Я вспоминаю наше первое свидание с Виндхэмом. Он не заехал за мной домой, а придумал лучше и подхватил меня в укромном месте у почты. Мне понравилась его машина – бордовый «ягуар», казавшийся сделанным из цельного куска полированного дерева. Он отвез меня в ресторан. Я еще ни разу не была в Уэльсе, и приехать туда без Дэвида было как пощечина ему. Мы много пили и смотрели друг на друга через стол. Он рассказывал мне о своей жизни: о разных женщинах, и мне нравилась его готовность откровенничать. Все его интрижки носили случайный характер, а наивная готовность, с которой он принялся описывать их, желая произвести на меня впечатление своей экстравагантностью, напоминало мне то время, когда я охотно рассказывала первому встречному об умирающей матери, чтобы завладеть вниманием собеседника. И ему удалось заинтриговать меня. Я ощущала невольное восхищение этой его постоянной готовностью к откровенности.
Я не была готова к серьезным отношениям: слишком долго я была лишена мужского внимания. Я не говорю, что я из тех женщин, кто, выйдя замуж, теряют интерес к своей внешности и восхищению в глазах окружающих. Наоборот, мой внешний вид всегда был для меня важен, но существует разница между желанием привлечь внимание на улице и способностью приковать его к себе за один вечер.
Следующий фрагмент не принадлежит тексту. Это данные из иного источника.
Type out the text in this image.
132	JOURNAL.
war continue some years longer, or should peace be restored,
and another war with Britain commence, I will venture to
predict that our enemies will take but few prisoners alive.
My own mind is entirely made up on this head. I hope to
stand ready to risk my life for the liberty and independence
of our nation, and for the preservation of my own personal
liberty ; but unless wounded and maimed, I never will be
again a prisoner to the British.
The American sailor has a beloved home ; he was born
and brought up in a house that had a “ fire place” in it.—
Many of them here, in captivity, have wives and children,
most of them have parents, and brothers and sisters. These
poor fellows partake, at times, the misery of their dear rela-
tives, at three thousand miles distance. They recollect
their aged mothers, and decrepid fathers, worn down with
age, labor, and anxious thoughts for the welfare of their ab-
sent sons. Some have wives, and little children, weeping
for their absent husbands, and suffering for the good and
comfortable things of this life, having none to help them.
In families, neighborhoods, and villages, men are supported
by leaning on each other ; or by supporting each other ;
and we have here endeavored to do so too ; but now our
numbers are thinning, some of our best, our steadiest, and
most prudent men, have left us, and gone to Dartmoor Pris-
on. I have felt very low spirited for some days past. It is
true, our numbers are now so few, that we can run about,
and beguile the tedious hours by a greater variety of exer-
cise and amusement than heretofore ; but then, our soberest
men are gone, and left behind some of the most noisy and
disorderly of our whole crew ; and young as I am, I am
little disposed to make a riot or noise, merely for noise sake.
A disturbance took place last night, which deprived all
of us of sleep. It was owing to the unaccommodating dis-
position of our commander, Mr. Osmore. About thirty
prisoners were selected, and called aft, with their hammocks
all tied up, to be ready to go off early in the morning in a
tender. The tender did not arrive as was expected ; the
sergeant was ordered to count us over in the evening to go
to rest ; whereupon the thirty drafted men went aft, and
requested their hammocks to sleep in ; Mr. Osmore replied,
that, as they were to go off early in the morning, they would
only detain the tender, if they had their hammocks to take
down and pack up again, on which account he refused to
Сначала я не осмеливалась рисковать. Я боялась, мне не хватало ни куража – продвинуться в своих экскурсах, ни эгоцентризма – продолжать кокетничать глазами, жестами или мимикой. Но я уже начала ощущать прежнее волнение и сердцебиение. И обнаружила, что не так уж плоха: я знала, что выгляжу импозантно, и речь моя начала приобретать понемногу раскованность и резкость, которые я годами старалась смягчать и сдерживать. Я тоже принялась рассказывать о себе. Он был из тех мужчин, которые поддаются на провокации.
А провокаций было больше, чем достаточно. Когда мы наконец покончили с едой и вернулись в машину, то упали в объятия друг друга прямо на переднем сидении, и с такой жадной чувственностью, которая даже в воспоминаниях не утратила своей силы. Мы довольно быстро оторвались друг от друга, переглядываясь и поправляя прически.
– Пора ехать, – сказала я, застегивая пальто. – Мне надо возвращаться.
Хотя Дэвид и не мог прийти домой раньше полуночи, я по-прежнему боялась. Поэтому мы поехали назад. Казалось, отступать было слишком поздно, а делать выводы – слишком рано. Я была уставшая и пьяная, большой автомобиль катил с беззвучной мощью. Я чувствовала себя убаюканной, расслабленной, и спустя некоторое время сказала:
– Боже, через какой ужас нам предстоит пройти! – Но вместо того, чтобы спросить, о чем это я, он согласился:
– Да, видимо, придется. Развеселись, никогда не бывает хуже, чем ты воображаешь, всегда найдется какое-нибудь утешение.